I am isolated with one teen boy -16yrs – just me and him, which is a bit of a challenge. I do not think it is a good thing that my son games all night (4am) and sleeps to 2pm every day. He won’t listen to me and won’t get off at 1 am, 2 am, 4 am when I am up and tell him to get off the computer – he says he will but doesn’t. He said his friends are all on.
It is what we fight over most. That and the not doing school work.
Meanwhile I am not doing my son any favours by not stopping him from 8-10 hrs of gaming. Not forcing him to spend more time on homework. I try but he is strong willed and 6 ft 3 and does not respect my authority. He resents it. He also makes the point he is not 6 years old and he will be making his own decisions in two years. He won’t engage in school. Now that it is on line it is worse and he won’t seek help for what he sometimes calls depression – as an explanation for his lack of motivation or ambition for anything.
It feels much worse since Covid, since there are no other people in his life right now, like teachers at school that have more influence on him to learn things and do things perhaps out of his comfort zone because he does what they ask.
He is just gaming so much more. I would have thought this would be great that I am home and “help motivate him to do his homework etc.” but that is not the case. Too late.

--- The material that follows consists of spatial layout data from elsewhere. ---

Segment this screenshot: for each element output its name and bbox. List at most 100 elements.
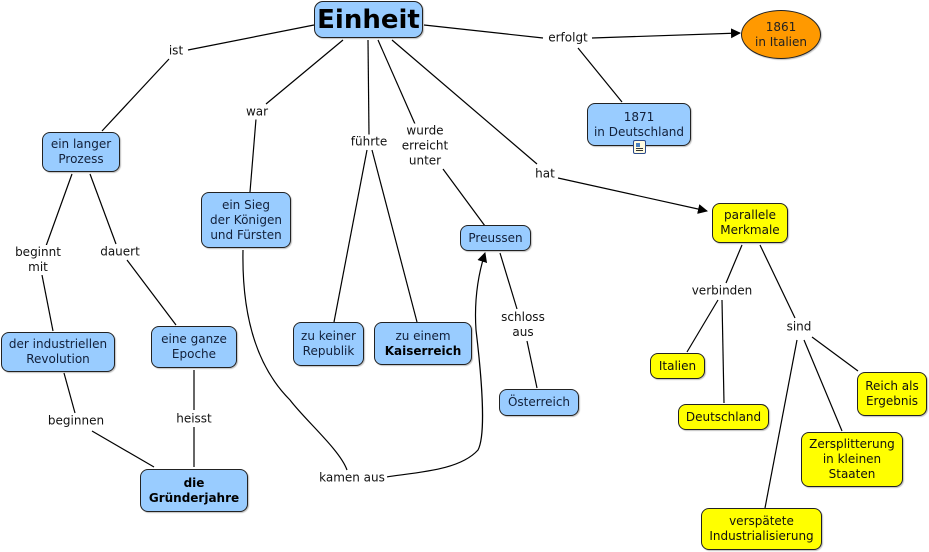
link-label-text: kamen aus	[319, 470, 385, 485]
link-label-schloss-aus[interactable]: schloss aus	[499, 310, 547, 340]
link-einheit-erfolgt	[423, 24, 544, 39]
node-text: Preussen	[468, 230, 523, 245]
link-label-sind[interactable]: sind	[784, 319, 814, 335]
node-oesterreich[interactable]: Österreich	[499, 389, 579, 416]
link-label-text: war	[245, 104, 269, 119]
link-revolution-beginnen	[63, 372, 76, 414]
link-sind-reich	[811, 336, 859, 372]
link-label-text: ist	[168, 43, 184, 58]
link-erfolgt-deutschland	[577, 47, 623, 103]
node-deutschland[interactable]: Deutschland	[678, 404, 769, 430]
node-text: und Fürsten	[210, 227, 282, 242]
node-eine-ganze-epoche[interactable]: eine ganze Epoche	[151, 326, 237, 368]
node-preussen[interactable]: Preussen	[460, 225, 531, 251]
link-label-text: heisst	[176, 411, 212, 426]
link-label-beginnen[interactable]: beginnen	[45, 413, 107, 429]
link-label-fuehrte[interactable]: führte	[348, 134, 390, 150]
link-label-text: unter	[408, 153, 442, 168]
node-verspaetete-industrialisierung[interactable]: verspätete Industrialisierung	[701, 508, 822, 550]
link-war-sieg	[249, 118, 257, 193]
link-schloss-oesterreich	[526, 340, 538, 389]
link-hat-merkmale	[557, 177, 708, 214]
link-wurde-preussen	[442, 168, 486, 227]
node-industrielle-revolution[interactable]: der industriellen Revolution	[1, 332, 115, 372]
node-text: ein Sieg	[221, 197, 271, 212]
node-parallele-merkmale[interactable]: parallele Merkmale	[712, 203, 788, 243]
node-text: verspätete	[729, 514, 794, 528]
node-text: die	[183, 475, 205, 490]
node-ein-sieg[interactable]: ein Sieg der Königen und Fürsten	[201, 192, 291, 248]
node-text: Revolution	[26, 352, 90, 366]
link-label-text: mit	[28, 260, 48, 274]
node-text: ein langer	[50, 137, 112, 151]
link-erfolgt-italien	[591, 28, 741, 39]
link-label-beginnt-mit[interactable]: beginnt mit	[13, 245, 63, 275]
link-verbinden-italien	[686, 299, 719, 353]
link-dauert-epoche	[126, 259, 177, 326]
link-einheit-fuehrte	[367, 39, 370, 136]
node-text: Zersplitterung	[809, 437, 895, 451]
link-label-text: dauert	[100, 244, 140, 259]
node-text: Gründerjahre	[148, 490, 240, 505]
link-label-kamen-aus[interactable]: kamen aus	[317, 470, 387, 486]
node-text: Prozess	[58, 152, 104, 166]
link-sind-industrialisierung	[764, 339, 798, 509]
link-label-text: wurde	[406, 123, 444, 138]
node-text: Italien	[658, 358, 697, 373]
link-label-heisst[interactable]: heisst	[174, 411, 214, 427]
link-einheit-ist	[187, 24, 315, 51]
link-label-text: beginnt	[15, 245, 61, 259]
link-merkmale-sind	[759, 244, 796, 319]
link-einheit-hat	[391, 39, 538, 165]
node-ein-langer-prozess[interactable]: ein langer Prozess	[42, 132, 120, 172]
link-beginnen-gruenderjahre	[91, 430, 155, 468]
link-fuehrte-republik	[333, 149, 368, 323]
node-zu-einem-kaiserreich[interactable]: zu einem Kaiserreich	[374, 322, 472, 365]
node-text: Reich als	[865, 379, 919, 393]
link-label-text: verbinden	[691, 283, 753, 298]
node-text-bold: Kaiserreich	[384, 343, 462, 358]
link-label-text: schloss	[501, 310, 545, 324]
link-verbinden-deutschland	[721, 299, 725, 404]
node-text: Ergebnis	[865, 394, 919, 408]
link-label-wurde-erreicht-unter[interactable]: wurde erreicht unter	[399, 123, 451, 169]
link-sind-zersplitterung	[803, 339, 843, 432]
link-label-ist[interactable]: ist	[166, 43, 186, 59]
node-gruenderjahre[interactable]: die Gründerjahre	[140, 469, 248, 512]
node-text: eine ganze	[161, 332, 227, 346]
node-1861-in-italien[interactable]: 1861 in Italien	[741, 10, 821, 59]
link-label-text: hat	[535, 166, 555, 181]
link-einheit-war	[265, 39, 344, 105]
node-zersplitterung[interactable]: Zersplitterung in kleinen Staaten	[801, 432, 903, 487]
node-text: der industriellen	[8, 337, 108, 351]
link-label-verbinden[interactable]: verbinden	[689, 283, 755, 299]
link-fuehrte-kaiserreich	[371, 149, 418, 323]
link-label-text: beginnen	[47, 413, 105, 428]
link-label-hat[interactable]: hat	[533, 166, 557, 182]
node-text: zu einem	[395, 328, 451, 343]
node-zu-keiner-republik[interactable]: zu keiner Republik	[293, 322, 364, 366]
link-merkmale-verbinden	[725, 244, 743, 284]
node-text: Österreich	[507, 395, 571, 409]
link-label-war[interactable]: war	[243, 104, 271, 120]
node-einheit[interactable]: Einheit	[314, 1, 423, 38]
node-text: parallele	[723, 208, 777, 222]
link-label-erfolgt[interactable]: erfolgt	[546, 30, 590, 46]
node-text: Industrialisierung	[709, 529, 814, 543]
node-text: Staaten	[828, 467, 876, 481]
link-label-dauert[interactable]: dauert	[98, 244, 142, 260]
node-italien[interactable]: Italien	[650, 353, 705, 379]
node-1871-in-deutschland[interactable]: 1871 in Deutschland	[587, 103, 691, 146]
link-preussen-schloss	[499, 252, 518, 310]
link-label-text: sind	[786, 319, 812, 334]
link-label-text: führte	[350, 134, 388, 149]
node-text: Epoche	[171, 347, 217, 361]
node-reich-als-ergebnis[interactable]: Reich als Ergebnis	[857, 372, 927, 416]
link-prozess-beginnt	[45, 173, 73, 247]
document-image-icon[interactable]	[633, 140, 646, 154]
node-text: 1871	[623, 109, 655, 124]
node-text: Deutschland	[685, 409, 762, 424]
node-text: in kleinen	[822, 452, 882, 466]
node-text: in Deutschland	[593, 124, 685, 139]
link-einheit-wurde	[377, 39, 416, 125]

He wants mom to leave him alone.
I empathize with your plight. Being a single parent means there is limited opportunity to collaborate with another sober minded grown-up in real time. You add that your sense of authority is diminished, which may make you feel that you cannot control what happens in your own home.
Gaming is usually a boy’s thing. They while away the hours in their caves reeking of sweat and self-indulgence.

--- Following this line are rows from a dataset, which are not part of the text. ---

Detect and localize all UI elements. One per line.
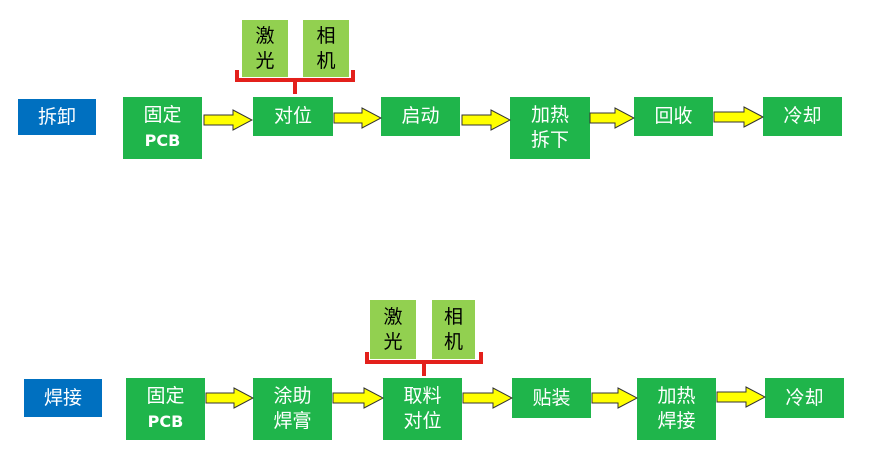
step-cool: 冷却 [765, 378, 844, 418]
camera-char-1: 相 [316, 24, 336, 47]
row-label-welding: 焊接 [24, 379, 102, 417]
flow-arrow [462, 387, 513, 409]
camera-box: 相 机 [303, 20, 349, 77]
flow-arrow [716, 386, 766, 408]
row-label-text: 焊接 [43, 386, 82, 409]
step-line: 冷却 [785, 386, 824, 409]
step-line: 涂助 [273, 385, 312, 407]
flow-arrow [713, 106, 764, 128]
step-apply-flux: 涂助 焊膏 [253, 378, 332, 440]
step-fix-pcb: 固定 PCB [123, 97, 202, 159]
laser-box: 激 光 [370, 300, 416, 359]
flow-arrow [333, 107, 382, 129]
device-bracket [235, 70, 355, 94]
step-line: 固定 [143, 104, 182, 126]
laser-char-2: 光 [383, 330, 403, 353]
flow-arrow [461, 109, 511, 131]
laser-char-1: 激 [383, 305, 403, 328]
camera-box: 相 机 [432, 300, 475, 359]
step-line: 对位 [403, 410, 442, 432]
row-label-disassembly: 拆卸 [18, 99, 96, 135]
camera-char-2: 机 [316, 49, 336, 72]
step-line: 拆下 [530, 129, 569, 151]
step-pick-align: 取料 对位 [383, 378, 462, 440]
laser-char-2: 光 [255, 49, 275, 72]
laser-box: 激 光 [242, 20, 288, 77]
step-heat-remove: 加热 拆下 [510, 97, 590, 159]
laser-char-1: 激 [255, 24, 275, 47]
camera-char-1: 相 [443, 305, 463, 328]
flow-arrow [203, 109, 253, 131]
step-heat-weld: 加热 焊接 [637, 378, 716, 440]
step-line: 取料 [403, 385, 442, 407]
step-line: 焊接 [657, 410, 696, 432]
flow-arrow [205, 387, 254, 409]
step-line: 焊膏 [273, 410, 312, 432]
flow-arrow [332, 387, 384, 409]
step-recycle: 回收 [634, 97, 713, 136]
step-line: 加热 [530, 104, 569, 126]
camera-char-2: 机 [443, 330, 463, 353]
step-line: PCB [147, 412, 184, 431]
step-line: 固定 [146, 385, 185, 407]
step-line: 冷却 [783, 105, 822, 127]
step-start: 启动 [381, 97, 460, 136]
row-label-text: 拆卸 [37, 105, 76, 128]
device-bracket [365, 352, 483, 376]
step-line: 贴装 [532, 386, 571, 409]
step-fix-pcb: 固定 PCB [126, 378, 205, 440]
step-line: 回收 [654, 105, 693, 127]
step-line: 对位 [273, 105, 312, 127]
step-align: 对位 [253, 97, 333, 136]
step-cool: 冷却 [763, 97, 842, 136]
flow-arrow [591, 387, 638, 409]
step-line: 加热 [657, 385, 696, 407]
step-line: PCB [144, 131, 181, 150]
flow-arrow [589, 107, 635, 129]
step-line: 启动 [401, 105, 440, 127]
step-mount: 贴装 [512, 378, 591, 418]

In cases where there is depression or anxiety, gaming hones the artistry of avoidance. The problem is compounded by Covid, because, as your boy will be the first to proclaim, there is little else to do, and the activity meets isolation protocols.
When you confront him, he doth protest too much. He uses depression and the idea of autonomy as a shield, like an addict protecting the right to his own poison.

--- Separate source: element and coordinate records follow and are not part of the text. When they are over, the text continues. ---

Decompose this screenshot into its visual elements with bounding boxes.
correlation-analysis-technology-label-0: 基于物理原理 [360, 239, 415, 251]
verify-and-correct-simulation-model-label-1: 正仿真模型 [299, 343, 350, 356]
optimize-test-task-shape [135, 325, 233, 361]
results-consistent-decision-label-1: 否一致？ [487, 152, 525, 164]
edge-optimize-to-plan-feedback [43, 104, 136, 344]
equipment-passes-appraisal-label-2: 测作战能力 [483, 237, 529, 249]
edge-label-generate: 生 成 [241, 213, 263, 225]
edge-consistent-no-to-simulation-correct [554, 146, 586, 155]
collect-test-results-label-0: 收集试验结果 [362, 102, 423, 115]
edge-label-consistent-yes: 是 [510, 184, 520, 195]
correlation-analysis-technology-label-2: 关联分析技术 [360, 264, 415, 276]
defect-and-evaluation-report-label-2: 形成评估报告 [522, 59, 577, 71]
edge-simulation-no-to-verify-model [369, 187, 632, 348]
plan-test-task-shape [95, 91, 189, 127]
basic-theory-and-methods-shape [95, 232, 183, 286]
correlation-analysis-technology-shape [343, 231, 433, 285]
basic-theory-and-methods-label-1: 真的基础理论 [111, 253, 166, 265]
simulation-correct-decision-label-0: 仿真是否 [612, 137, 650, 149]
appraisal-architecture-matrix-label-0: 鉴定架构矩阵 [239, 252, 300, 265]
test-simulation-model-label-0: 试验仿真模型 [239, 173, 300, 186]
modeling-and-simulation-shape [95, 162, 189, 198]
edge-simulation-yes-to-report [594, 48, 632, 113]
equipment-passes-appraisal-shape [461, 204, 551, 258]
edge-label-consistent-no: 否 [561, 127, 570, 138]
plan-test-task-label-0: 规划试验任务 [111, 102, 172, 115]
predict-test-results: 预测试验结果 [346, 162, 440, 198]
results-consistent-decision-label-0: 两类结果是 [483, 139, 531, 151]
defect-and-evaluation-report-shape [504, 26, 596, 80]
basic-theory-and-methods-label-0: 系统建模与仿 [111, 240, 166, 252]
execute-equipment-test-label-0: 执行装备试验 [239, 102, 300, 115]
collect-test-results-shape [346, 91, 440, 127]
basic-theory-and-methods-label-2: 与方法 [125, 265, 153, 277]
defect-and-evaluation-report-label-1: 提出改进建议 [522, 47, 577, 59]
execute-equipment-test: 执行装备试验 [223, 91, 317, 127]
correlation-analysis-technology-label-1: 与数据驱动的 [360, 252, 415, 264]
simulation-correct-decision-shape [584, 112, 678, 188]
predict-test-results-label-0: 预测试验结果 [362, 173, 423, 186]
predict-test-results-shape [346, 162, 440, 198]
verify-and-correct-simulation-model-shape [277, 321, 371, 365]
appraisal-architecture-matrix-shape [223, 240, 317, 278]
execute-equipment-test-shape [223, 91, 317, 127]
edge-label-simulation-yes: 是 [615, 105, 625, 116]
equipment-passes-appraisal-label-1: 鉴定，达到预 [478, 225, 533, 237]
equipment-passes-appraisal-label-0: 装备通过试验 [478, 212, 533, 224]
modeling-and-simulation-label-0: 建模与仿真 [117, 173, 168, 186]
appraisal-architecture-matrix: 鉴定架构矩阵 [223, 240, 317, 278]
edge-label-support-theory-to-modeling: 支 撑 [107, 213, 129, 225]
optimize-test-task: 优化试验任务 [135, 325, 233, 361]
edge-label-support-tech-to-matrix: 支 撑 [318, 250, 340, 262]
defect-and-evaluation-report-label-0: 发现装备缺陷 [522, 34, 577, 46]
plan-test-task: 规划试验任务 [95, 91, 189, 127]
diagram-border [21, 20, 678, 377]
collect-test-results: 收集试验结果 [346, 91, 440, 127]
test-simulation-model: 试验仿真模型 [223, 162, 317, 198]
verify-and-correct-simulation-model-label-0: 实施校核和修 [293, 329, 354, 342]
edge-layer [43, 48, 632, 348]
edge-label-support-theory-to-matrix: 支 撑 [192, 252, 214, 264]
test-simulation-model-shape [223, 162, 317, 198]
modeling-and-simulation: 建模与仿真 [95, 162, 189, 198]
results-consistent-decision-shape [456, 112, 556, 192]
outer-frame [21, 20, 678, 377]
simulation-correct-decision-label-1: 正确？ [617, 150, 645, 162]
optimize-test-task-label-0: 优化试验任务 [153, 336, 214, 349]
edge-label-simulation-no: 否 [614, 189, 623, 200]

It is important to acknowledge that gaming can be a social event. Boys connect with other boys through the joys of joy sticking.
One colleague told me yesterday that his son is orbiting dangerously close to the MINECRAFT black hole. And yet, he was adamant when he exclaimed,
“I would rather have him socialize through gaming than loiter on YouTube all day.”
I realize there is cold comfort in either scenario.
On the matter of what to do next, I respectfully suggest that gaming is not the point.
Unless you want to turn your home into a police state, throw in the digital towel. Why engage and rage in a battle you cannot win? He’s not listening to you. He sniffs your parenting agenda a mile away and can anticipate your every utterance. He’ll tune you out before you form your first word.
There is a subtler approach to be discovered.
Consider shifting your focus to building a closer connection with your son, and in doing so, distract him with constructive activity. Covid has gift-wrapped this chance. You are hunkered down together. You have the time in ways you may never have again.
Start with finding ways for both of you to engage. Begin with the trivial. In fact, the more trivial the better. If you are too forward, he’ll wince.
I’ll start you off with a few ideas, but they are just notions to reinforce my point. The idea is to find ways of just hanging out with him, like in a Seinfeld episode about nothing.
- 1) Crokinole – a board game that is a perfect metaphor for what you are trying to accomplish. Aside from being incredibly fun, the finger movement is an inverted fuck-you gesture
- 2) Ask him what his fantasy meal is. Prepare it with him and teach him to cook in the process
- 3) Start a fitness regime together. But simple. A sit-up contest you both train for and post online for others to chuckle at
You may also want to consider an idea bordering on the absurd.
If you can’t beat em, join em.
Ask him something like,
“What’s this whole gaming thing about? Show me your stuff. Maybe I could kick your butt one day.”
His eyeballs may do triple axles in dismay, or he may regard you as insane in a laughable kind of way.
He’ll know at some level you are trying to connect and this will be meaningful to him. If he rejects you in any or all of these ideas, or the umpteen more you can conjure, it’s no biggie.
Don’t give up. But don’t go too hard either. It’s like trying to woo a feral cat.
Crazy good things you never anticipated will come out of this journey. I promise.
Good luck! And let us know how it goes.